Using this online XPath tester on the following XML
<a>foo <![CDATA[ MyCData]]> baz</a>
with the XPath expression /a/text()
, I get back all the text
foo <![CDATA[ MyCData]]> baz
(This is structured as three nodes, as we can see using /a/text()[2]
, which returns baz
.)
However, with javax.xml.xpath.XPath, the CData and the last text node are not returned at all. I get a single node with foo
, and the remainder of the text <![CDATA[ MyCData]]> baz
is just not available. Regardless of how XPath treats the XML structure, it is a bug if we cannot access nodes at all.

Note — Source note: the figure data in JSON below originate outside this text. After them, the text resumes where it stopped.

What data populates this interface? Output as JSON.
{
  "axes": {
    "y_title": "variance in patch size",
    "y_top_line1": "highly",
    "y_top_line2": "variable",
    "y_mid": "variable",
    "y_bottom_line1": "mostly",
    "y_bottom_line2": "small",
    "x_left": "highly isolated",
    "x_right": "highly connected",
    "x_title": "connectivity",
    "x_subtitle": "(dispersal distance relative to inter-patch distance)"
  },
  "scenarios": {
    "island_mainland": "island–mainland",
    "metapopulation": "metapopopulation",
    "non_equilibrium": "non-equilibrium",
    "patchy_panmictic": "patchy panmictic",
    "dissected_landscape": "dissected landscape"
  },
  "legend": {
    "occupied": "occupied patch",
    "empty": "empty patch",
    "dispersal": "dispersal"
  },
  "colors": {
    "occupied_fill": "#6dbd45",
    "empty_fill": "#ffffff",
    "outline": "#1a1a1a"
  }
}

However, if I set isCoalescing(true) on the DocumentBuilderFactory, it concatenates all the text and CData nodes into one. I might end up using that, but it converts CData to escaped text in the output, which looks ugly, even if it is allowed by the standard. Also, I would prefer to be able to address the CData separately as some sort of node, whether "just" a text node, or else some special type of CData node.
By the way, if the CData is the only contents of its parent element, with no spaces or other text in front, an ordinary text-content XPath retrieves it successfully, even with isCoalescing at its default (false). So, we see that the Java XPath is always returning the first, and only the first, text node.
When I examine the full DOM tree of my DOM Document, with isCoalescing at its default, I find that the CData section is represented as its own node of type cdata-section, which is great, but how can I access this node in XPath?